# Компьютерные технологии > Железо (hardware) > Драйверы и прошивки BIOS >  Прошивка винчестера MAXTOR!!

## devilred

помогите найти прошивку для винчестера MAXTOR 6g160e0. очень редкий экземпляр, при чем SATA.

----------


## Cheechako

> помогите найти прошивку для винчестера MAXTOR 6g160e0. очень редкий экземпляр, при чем SATA.

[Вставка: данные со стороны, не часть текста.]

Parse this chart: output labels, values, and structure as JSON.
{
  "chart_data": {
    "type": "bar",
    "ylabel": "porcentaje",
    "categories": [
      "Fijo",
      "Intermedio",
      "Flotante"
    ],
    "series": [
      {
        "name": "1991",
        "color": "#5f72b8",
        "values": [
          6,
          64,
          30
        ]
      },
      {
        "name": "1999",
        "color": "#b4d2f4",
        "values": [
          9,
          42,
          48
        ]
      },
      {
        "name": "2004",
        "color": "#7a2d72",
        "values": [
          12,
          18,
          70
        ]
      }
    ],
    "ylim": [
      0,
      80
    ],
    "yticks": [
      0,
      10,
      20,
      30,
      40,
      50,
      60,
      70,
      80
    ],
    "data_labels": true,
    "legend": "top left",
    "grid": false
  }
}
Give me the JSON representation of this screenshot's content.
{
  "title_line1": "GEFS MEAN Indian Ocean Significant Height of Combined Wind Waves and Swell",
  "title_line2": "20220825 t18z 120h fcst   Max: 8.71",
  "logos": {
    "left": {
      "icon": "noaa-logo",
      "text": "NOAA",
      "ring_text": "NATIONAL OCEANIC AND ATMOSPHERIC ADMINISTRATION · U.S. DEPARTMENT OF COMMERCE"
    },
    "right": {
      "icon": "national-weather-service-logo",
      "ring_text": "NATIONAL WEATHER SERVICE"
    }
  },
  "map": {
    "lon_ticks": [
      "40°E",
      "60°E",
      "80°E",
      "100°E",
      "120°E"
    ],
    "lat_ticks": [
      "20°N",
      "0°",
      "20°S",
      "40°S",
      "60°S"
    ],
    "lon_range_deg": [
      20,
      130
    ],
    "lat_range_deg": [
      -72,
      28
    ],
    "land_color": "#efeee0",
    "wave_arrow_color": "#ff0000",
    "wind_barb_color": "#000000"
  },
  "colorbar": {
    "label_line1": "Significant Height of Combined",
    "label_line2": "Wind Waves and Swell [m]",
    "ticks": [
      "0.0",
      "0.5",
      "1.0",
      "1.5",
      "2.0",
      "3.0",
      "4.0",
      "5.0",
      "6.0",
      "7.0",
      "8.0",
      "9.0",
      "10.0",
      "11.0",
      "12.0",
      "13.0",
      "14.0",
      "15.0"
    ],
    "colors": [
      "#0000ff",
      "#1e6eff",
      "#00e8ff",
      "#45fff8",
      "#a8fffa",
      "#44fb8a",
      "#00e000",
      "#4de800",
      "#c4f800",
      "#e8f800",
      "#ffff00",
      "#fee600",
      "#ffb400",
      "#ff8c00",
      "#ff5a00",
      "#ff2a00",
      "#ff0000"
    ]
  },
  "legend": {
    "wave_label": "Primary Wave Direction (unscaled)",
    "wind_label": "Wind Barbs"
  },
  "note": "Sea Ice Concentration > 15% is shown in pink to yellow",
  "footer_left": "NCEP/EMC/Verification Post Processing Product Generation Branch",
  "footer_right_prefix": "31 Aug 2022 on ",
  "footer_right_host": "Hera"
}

Чем он редкий-то :confused: Для корректности на Maxtor'е Seagate есть утилита Drive Detect (либо SeaTools for DOS/Windows), которая должна показать SN/Revision диска, ну а далее поиск (или запрос) - бо данный диск относится вроде к серии DiamondMax 17, но Seagate адресует к firmware для DiamondMax 23, таки стоить уточнить.
Ежли честно, то не помню, чтобы для этого диска существовало обновление прошивки.

----------


## devilred

этот диск не стартует, проверил прошивку показывает FF FF FF FF. читал с программатора mini pro. firmware для DM23 нашел, спасибо за наводку, скачал iso файл. не пойму в каком там файле лежит прошивка. чип стоит там  25p10vp

----------


## Cheechako

Я бы предположил, что прошивки лежат в файле "MPH-CC3D.ima" (там есть файл "LOD.zip", содержащий файлы PHCC3D1H.LOD/PHCC3D2H.LOD/PHCC3D4H.LOD, только в каком что :confused:).
В принципе, на тему восстановления дисков можно найти рекомендации вроде "HDD RELOAD FIRMWARE Seagate Barracuda 7200.11 и Maxtor DiamondMax 22.".

----------


## devilred

долго не было, был в командировке, попробовал прошить всеми прошивками, винт молчит( но  88I6775DB1-TLA1 микруха греется до 50 градусов. греется постеменно

----------